New York City ferry workers refused to let three Muslim families board a ferry because of phony "security" issues, according to a discrimination complaint filed Wednesday. The complaint said the ordeal turned what was supposed to be a fun summer outing into "one of the worst days" of the family members' lives.
The complaint, filed by the Council on American-Islamic Relations, said the families took a ferry from Bay Ridge, Brooklyn to Wall Street on September 21 without a problem. The family then decided to take another ferry to the pier at Brooklyn Bridge Park.
The families allegedly asked to board after the other passengers because they had a double stroller and several children with them. Two women in the group were wearing hijabs and other traditional religious clothing, and spoke in "pronounced accents," according to the complaint.
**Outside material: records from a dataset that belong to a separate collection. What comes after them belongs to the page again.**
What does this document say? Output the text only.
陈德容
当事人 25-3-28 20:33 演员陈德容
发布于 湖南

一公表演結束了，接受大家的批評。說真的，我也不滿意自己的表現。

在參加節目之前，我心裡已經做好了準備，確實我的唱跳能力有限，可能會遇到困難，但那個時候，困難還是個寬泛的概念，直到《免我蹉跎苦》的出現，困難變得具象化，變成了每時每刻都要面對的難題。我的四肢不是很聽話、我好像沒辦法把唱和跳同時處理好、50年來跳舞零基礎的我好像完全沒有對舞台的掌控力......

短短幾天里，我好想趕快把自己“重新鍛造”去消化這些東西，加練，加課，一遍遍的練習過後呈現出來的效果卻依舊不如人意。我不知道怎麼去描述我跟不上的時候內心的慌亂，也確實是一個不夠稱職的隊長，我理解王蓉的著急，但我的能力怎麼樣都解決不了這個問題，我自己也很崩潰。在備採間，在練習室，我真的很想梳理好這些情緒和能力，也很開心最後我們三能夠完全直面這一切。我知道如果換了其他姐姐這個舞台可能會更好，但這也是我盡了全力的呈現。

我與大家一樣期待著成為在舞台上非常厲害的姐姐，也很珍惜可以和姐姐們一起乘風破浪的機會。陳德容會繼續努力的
A ferry worker initially agreed to their request. But as the families prepared to board, two ferry employees "had a small conversation," and then one worker prevented the families from getting on, the complaint said. A ferry employee allegedly said they could not board because of a "security issue."
Ferry workers tried to shut the gate as family members asked for an explanation, and said "security" had told them not to let the families board, the complaint said. Another ferry worker was allegedly "rude, unprofessional and raised her voice" when the families tried to learn why they were refused service.
The incident happened in plain view of other passengers, and caused many of the children in the group to start crying, according to the complaint.
The employees eventually said the families weren't allowed to board because children were allegedly standing on the seats. The families saw this as an "after-the-fact false excuse" for "discriminatory conduct." NYC Ferry later admitted that this explanation was false, according to the complaint.
After about two hours of waiting, the families were allowed to board the same ferry they took from Bay Ridge, the complaint said. They never took the trip to Brooklyn Bridge Park.
NYC Ferry called the incident a "misunderstanding" and offered to reimburse the fares, the complaint said. CAIR is asking for compensatory damages for "humiliation, embarrassment, and severe emotional distress," and punitive damages "to deter future reprehensible conduct," as well as a formal apology and discipline for the ferry workers involved.
Brooklyn Patch first reported on the complaint.
New York's Economic Development Corporation, which runs NYC Ferry, did not immediately respond to CBS News' request for comment. A spokesperson for the corporation said in a statement to Brooklyn Patch that it is investigating the incident and "is committed to ensuring that no person is denied the services based on race, color, national origin, age, sex, religion, gender identity or disability."